Installation directly on site is rarely used due to lack of space and the impossibility of using special tools. Therefore, it is recommended for use only by specialists.

Before cutting the beams, you need to mark them with a marker and measure the length. It is advisable to make one pair that will serve as a template. Then the beams should be assembled in pairs into single parts of the structure. Their connection to each other is carried out “in a paw” with fastening to bolts or a crossbar. Alternatively, you can use steel plates and nails, driving them under different angles to the surface so that they do not intersect inside the wood.

Installing rafters for a gable roof

In order to correctly install the rafters of a gable roof with your own hands, a video or photo of the process should be studied in advance. Before installation, floor beams are installed with end-to-end fastening to the mauerlat. The interval of their placement is similar to the pitch of pitched beams. For these purposes, timber with a section of 120x120 mm or 150x150 mm is used. Fastening is carried out “in the paw” or on anchors.

To simplify installation work, you can lay the ceiling or at least temporarily lay boards. The prepared site will simplify the placement and fastening of the prepared parts of the structure.

Beams can be fixed to the Mauerlat by cutting off part of the touching beams to a depth of up to 1/3 of their section. It is important to maintain the angle of contact so that they interlock tightly with each other. The second method of fastening is to install steel fastening plates on the sides of the junction and a crossbar in the center.

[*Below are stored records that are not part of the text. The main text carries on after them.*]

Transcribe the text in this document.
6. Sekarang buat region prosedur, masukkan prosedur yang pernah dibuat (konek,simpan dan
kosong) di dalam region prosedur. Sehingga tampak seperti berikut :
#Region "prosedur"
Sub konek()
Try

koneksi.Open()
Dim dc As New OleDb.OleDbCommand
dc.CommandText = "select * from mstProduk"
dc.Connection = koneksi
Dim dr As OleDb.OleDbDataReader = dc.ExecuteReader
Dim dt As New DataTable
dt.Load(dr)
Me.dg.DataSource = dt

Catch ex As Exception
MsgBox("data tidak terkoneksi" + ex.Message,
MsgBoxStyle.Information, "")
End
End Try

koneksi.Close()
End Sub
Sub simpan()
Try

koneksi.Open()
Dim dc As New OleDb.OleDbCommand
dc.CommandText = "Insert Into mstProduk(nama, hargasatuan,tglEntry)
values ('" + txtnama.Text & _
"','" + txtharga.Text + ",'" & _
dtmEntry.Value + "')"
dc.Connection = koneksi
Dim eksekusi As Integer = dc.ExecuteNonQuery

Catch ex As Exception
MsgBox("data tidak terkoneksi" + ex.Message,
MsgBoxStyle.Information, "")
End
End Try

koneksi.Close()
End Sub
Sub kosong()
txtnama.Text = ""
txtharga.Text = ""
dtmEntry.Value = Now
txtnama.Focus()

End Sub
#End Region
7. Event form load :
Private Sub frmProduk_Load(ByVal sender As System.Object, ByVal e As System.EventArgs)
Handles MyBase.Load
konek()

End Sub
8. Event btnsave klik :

First, they install structural elements assembled on the ground on both sides of the slopes, fasten them temporarily along the ridge with boards, and then install intermediate ones. It is important to perform the installation in such a way that two smooth surfaces of the slopes are formed. If the type of roof is layered, then it is necessary to install supports.

A ridge beam is installed at the junction of two inclined beams. Then the tightening is installed. For a layered roof, struts are installed. On the side of the slopes, lathing is laid with a pitch and thickness of boards that meet the requirements for installing a specific roofing material. After this, the rafters for the gable roof are completely installed with your own hands.

Conclusion

  • The design of rafter systems is described.
  • The stages of rafter calculation are given.
  • Given step by step description installation of rafters.
  • Recommendations and comments are given to avoid critical installation errors.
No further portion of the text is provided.